Keduanya berbincang seolah-olah sudah saling mengetahui kebenaran yang tersimpan dalam kasus tersebut.

"Jadi, menurutmu kasus ini belum selesai?" Tanya Verly, mencermati nada di suara Wili, berusaha mengeksplorasi lebih jauh.

"Anda tahu kan, bahwa belakangan ini tidak hanya ada satu kasus yang terjadi di kota tempat tinggal kita ini? Menurut Anda, apakah semua itu saling berkaitan dan mengarah pada pelaku yang sama?" lanjut Wili.

"Mungkin saja," jawab Verly, nada suaranya datar.

Wili mengangguk, "Pelakunya pasti orang yang sangat keji," ucap Wili, dengan penekanan yang jelas di suaranya.

Verly menatap Wili tajam, "Tidak aneh, setiap manusia memiliki dua sisi. Semua orang punya sisi baik dan sisi buruk. Tapi, tak seorang pun berhak menilai mereka buruk," katanya sambil mengingat semua kasih sayang kakaknya. "Saya salah satu orang yang percaya bahwa dibalik setiap tindak kejahatan, ada sebab yang mendorong pelaku untuk melakukannya."

"Setuju, tapi bukan berarti mereka memilih cara yang salah," balas Wili dengan tegas, merancu dalam argumentasi.

Keduanya terdiam sejenak, suasana kosong mengambil alih percakapan. Wili dan Verly yang duduk berhadapan, masing-masing tenggelam dalam pikiran mereka sendiri, saling menatap tajam, sambil sesekali menyesap teh yang mulai mendingin.

Lalu, dengan tidak sengaja, Wili melihat ke arah kalung yang menjuntai indah di leher Verly. "Kalung Anda bagus, prof," ucapnya, mencoba untuk beralih dari topik yang cukup berat tersebut. Wili berusaha menampilkan sisi lain dari dirinya, yang jarang ia tunjukkan. Di hadapan Verly yang sangat kompeten, ia merasa perlu banyak bicara untuk mengeksplorasi setiap kelemahan lawannya.

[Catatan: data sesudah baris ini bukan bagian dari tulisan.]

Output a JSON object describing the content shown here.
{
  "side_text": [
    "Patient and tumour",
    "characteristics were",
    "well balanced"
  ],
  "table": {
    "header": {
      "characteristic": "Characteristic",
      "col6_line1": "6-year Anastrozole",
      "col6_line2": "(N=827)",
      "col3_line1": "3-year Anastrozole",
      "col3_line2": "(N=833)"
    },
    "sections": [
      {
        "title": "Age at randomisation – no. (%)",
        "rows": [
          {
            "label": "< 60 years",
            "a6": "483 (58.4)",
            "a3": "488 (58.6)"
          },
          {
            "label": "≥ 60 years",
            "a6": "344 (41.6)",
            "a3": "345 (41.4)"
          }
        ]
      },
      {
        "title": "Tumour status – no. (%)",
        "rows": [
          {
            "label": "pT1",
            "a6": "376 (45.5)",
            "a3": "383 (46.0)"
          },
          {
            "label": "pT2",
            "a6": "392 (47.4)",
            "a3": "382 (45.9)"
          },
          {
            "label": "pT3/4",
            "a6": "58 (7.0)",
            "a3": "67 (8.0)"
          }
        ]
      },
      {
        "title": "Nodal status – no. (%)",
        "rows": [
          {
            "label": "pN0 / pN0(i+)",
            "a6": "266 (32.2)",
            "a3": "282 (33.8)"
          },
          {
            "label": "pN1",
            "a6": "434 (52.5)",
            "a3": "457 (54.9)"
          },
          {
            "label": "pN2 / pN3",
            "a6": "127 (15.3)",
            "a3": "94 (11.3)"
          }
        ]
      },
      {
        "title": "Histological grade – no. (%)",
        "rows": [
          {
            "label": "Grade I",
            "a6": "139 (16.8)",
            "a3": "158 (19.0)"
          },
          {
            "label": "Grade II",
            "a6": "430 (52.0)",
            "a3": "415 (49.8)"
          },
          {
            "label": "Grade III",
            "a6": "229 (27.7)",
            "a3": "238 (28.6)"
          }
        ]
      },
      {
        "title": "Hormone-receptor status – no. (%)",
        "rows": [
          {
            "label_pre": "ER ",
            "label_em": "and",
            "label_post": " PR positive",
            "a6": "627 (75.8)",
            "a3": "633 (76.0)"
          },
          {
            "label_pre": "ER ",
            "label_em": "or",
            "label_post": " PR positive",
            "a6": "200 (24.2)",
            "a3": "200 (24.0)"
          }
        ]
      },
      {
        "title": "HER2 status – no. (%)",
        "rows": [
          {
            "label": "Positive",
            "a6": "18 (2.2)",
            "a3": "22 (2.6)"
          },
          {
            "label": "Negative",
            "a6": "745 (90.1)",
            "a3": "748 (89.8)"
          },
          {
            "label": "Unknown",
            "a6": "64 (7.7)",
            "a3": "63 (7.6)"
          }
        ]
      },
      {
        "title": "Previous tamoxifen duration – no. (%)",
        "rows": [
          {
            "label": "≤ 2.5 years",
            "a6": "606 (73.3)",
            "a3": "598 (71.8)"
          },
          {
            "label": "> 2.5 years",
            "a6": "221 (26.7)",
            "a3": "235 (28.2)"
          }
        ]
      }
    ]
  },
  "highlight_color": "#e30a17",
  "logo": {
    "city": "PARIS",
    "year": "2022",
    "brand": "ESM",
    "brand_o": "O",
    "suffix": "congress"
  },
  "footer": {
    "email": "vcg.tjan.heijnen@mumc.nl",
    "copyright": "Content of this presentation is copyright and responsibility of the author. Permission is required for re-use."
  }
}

Verly tersenyum, lalu dengan lembut mencopot kalung itu untuk menunjukkan detailnya pada Wili. "Dalam Tionghoa, yin-yang di percaya sebagai sifat kekuatan yang saling berhubungan dan berlawanan, bagaimana mereka saling membangun satu sama lain," jelasnya, lalu memberikan kalung itu pada Wili.

"Anda punya selera yang bagus," kata Wili sambil mengamati kalung itu. "Saya tidak menyangka Anda suka mengoleksi aksesoris juga."

"Oh bukan, ini kalung pemberian kakak saya," jawab Verly, suaranya melambat saat mengingat orang yang dicintainya. "Kalau di luar rumah, saya akan memasukkannya ke dalam baju," jelasnya, dan Wili bisa melihat betapa berharganya kalung itu bagi Verly.